人口が圧倒的に多いのだから経済規模の拡大も当然と言えるが、周知のとおり、ここに至るまで中国の現代史は、恐るべき波乱に満ちたものであった。

1949年、国民党に代わって建国を宣言した共産党にとって、国民の多くを占める土地を持たない農民に対して、農地をどう与えるかは極めて重大な問題であった。
そこで、全国各地、辺境の村々まで行われたのが、1949~1952年の「土地改革運動」である。土地改革工作隊が、地主の所有する土地を整理・配分し、農民に土地証を発行して権利を確定した。
地主の土地を再配分するに当たって、かなり強硬な手段が行われたところもあれば、その逆の例もあり、温度差はあったようだが、あの当時、膨大な面積の農地改革が行われたことを思うと、スゴイとしかいいようがない。農民階級の支持を受けて発足した共産党政権にとって、これこそ、国の存亡をかけた大事業であったのだ。
そして、この困難な事業を成し遂げたことにより、新国家としての体制を固めることに成功したわけだ。

で、今日の一枚はその土地改革運動のもの。「広西省土地改革奨章」というのだから、おそらくこの事業に尽力した土地改革工作隊の幹部などに配られたモノだと思う。
50年代初期のバッジらしい重厚さがあるバッジだが、なんと言ってもデザインのおもしろさがいい。
「土地証(土地の権利書)」を手に、うれしそうな農民の表情を見てほしい。そして、その背後には、新中国の国旗がはためく・・・。
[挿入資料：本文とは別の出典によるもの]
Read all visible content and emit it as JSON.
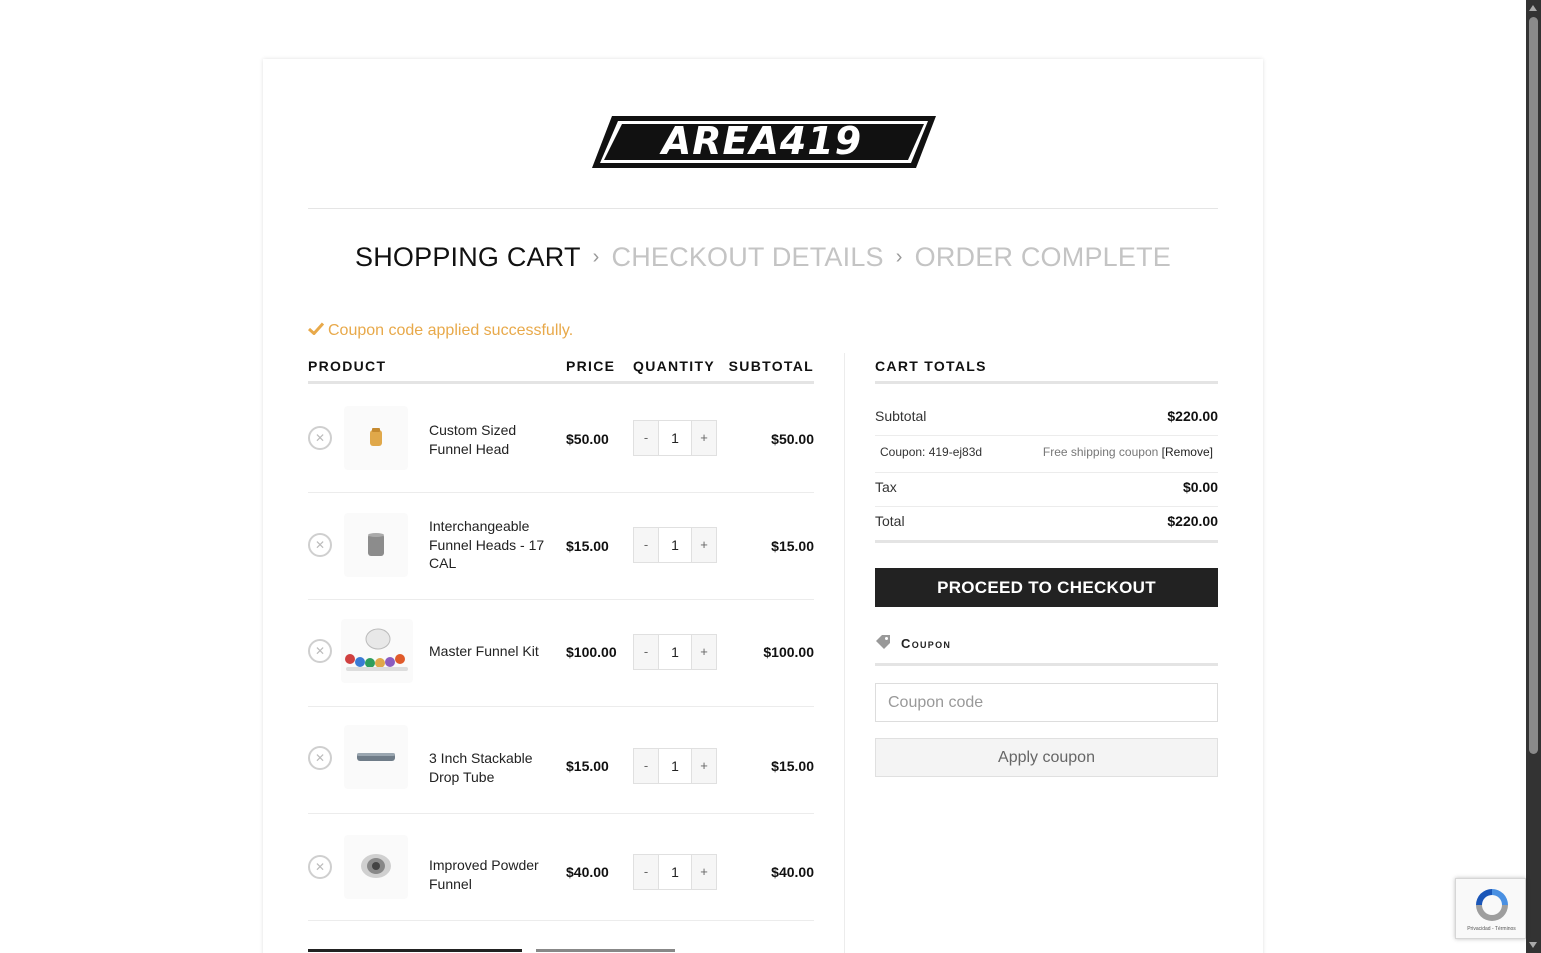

ところで、中国の古いバッジには人物が描かれることが多い。そして、大体、このバッジもそうだが、なぜかどうもコミカルな雰囲気なのだ。作った側にそんな意図はないと思うのだが、えげつない政治スローガンバッジにせよ、戦争バッジにせよ、人物が描かれたものはなんとも言えないユーモアが漂う。
これも中国バッジの魅力と言えようか。